Tsjaikofski’s symphonic pathetique en Van der Weyden’s Philippe de Croy

Ter herinnering aan Maandagavond 4 Oct. 1926

De zaal lag schemerig en heet
En het publiek hijgde als een dier,
Dat sterven vreest, en, vreezend, schier
Het moeizaam ademen vergeet.
Want als een oerbegin van leed
en vreemde onbegrepenheid
Steekt op een storm, wordt stem, en krijt
en zinkt terug gelijk een kleed
Wordt afgeworpen; schriklijk naakt
In onbarmhartig zelfbeklag
Toont angst-krankzinning aan den dag
Ziel haar geheimenis en maakt
Ontroerd de elementen vrij.
Vuur hagelt, water gulpt voorbij.
De aard davert op, en splijt verschrikt
En zweglt het leven in … en snikt.

De hemel welft weer boven ons.
Hoor!
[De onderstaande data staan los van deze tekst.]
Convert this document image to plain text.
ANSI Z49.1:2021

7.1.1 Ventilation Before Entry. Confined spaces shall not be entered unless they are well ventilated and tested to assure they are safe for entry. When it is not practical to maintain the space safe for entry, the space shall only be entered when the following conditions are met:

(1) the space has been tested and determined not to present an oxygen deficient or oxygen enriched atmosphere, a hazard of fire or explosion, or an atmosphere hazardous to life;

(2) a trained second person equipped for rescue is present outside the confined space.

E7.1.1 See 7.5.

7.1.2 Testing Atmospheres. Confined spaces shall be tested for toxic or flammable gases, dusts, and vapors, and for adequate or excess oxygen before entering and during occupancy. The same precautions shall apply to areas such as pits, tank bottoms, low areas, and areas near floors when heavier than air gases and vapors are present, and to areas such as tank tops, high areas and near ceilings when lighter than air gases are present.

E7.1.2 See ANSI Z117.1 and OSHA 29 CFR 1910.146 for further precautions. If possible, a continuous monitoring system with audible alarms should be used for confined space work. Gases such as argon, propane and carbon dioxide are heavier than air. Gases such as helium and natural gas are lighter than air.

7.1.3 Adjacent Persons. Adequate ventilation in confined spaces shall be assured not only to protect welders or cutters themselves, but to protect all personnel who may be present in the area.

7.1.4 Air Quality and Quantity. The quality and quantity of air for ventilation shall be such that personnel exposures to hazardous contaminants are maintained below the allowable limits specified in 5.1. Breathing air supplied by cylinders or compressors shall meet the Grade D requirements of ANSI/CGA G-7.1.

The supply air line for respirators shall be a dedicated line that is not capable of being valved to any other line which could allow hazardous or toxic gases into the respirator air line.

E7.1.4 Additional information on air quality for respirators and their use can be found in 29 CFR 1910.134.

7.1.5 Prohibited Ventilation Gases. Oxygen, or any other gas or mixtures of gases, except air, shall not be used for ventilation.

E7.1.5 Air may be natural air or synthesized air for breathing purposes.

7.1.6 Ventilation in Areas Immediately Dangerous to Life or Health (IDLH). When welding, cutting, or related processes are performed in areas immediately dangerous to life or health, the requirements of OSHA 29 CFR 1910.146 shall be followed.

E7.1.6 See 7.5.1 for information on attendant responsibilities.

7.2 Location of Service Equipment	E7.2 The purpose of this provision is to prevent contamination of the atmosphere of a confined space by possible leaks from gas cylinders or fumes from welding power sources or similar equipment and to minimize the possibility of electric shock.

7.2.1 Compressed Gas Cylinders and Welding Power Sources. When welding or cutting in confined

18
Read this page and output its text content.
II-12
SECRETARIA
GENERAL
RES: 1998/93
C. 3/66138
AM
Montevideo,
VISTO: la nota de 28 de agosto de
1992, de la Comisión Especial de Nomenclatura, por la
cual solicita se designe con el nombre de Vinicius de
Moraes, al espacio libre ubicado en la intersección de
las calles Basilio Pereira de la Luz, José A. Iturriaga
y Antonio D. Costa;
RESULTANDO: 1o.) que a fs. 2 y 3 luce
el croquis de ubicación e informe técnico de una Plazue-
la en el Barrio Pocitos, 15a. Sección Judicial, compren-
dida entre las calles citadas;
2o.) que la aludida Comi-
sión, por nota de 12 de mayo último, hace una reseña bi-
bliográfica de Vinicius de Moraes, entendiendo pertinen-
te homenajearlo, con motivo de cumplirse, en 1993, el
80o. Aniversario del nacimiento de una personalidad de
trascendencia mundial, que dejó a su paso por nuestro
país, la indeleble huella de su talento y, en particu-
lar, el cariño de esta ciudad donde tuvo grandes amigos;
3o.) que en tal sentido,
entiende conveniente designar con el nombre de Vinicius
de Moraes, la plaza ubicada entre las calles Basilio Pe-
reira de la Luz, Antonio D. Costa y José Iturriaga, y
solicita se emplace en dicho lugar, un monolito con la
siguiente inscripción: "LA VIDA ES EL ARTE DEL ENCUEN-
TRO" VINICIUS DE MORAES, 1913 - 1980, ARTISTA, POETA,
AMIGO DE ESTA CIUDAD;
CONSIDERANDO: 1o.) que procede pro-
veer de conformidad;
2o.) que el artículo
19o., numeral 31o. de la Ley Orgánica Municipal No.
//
Zacht begon een mollig fluiten.
Het licht verstierf en het gegons.
Wij waren in den nacht en buiten
En uit een open godshuis klonk
De galm van plechtige koralen.
De ontroerde ziel, vermoeid van dwalen,
Stil in aanbidding nederzonk.
En voor mijn donkere aandacht rees
Een bleek profiel, zoo zacht als zijde
In glans; ‘k hoor mij zeggen, heesch:
Philippe de Croy, van Van der Weyden.

Ik zag de zaal; in verre rij
Speurde ik een jong gelaat, en voelde
Dat al mijn aandacht dwingend spoelde,
Glijk een windbewogen tij,
Naar dit veredeld spel van lijnen,
Dier oogen stille donkerheid
Van alles weggeheven, wijd,
En grondeloos; hun kalme schijnen,
Als van omhuifde lamp, belicht
De smalle wangen; en de haren,
Die tot dit gloren reiken, waren
Over zijn ooren; en de dicht
Gesloten lippen zijn in vrede
En zacht genaderd tot elkaar
En zijn vereenigd als een paar
Handen geheven ten gebede.

Stil bleef dit hemelsche gezicht
En zuiver, wèlke schreeuwen rezen.
De menigte verkromp van vreezen
Maar voor mijn oogen bleef het licht,
Toen, tegen vrome koren, schril
Was een waanzinge kreet begonnen
E spoot den hemel toe als bron, en
Viel brandend op de ziel … een gil, …
En stilte … een gil … en het bleef stil …

Maar ik, toen ’t smartlijkst onweer zwol
Der symphonie, en ’t àl moest breken,
heb ik naar dit gelaat gekeken,
En snikte en bràk, van vrede vol.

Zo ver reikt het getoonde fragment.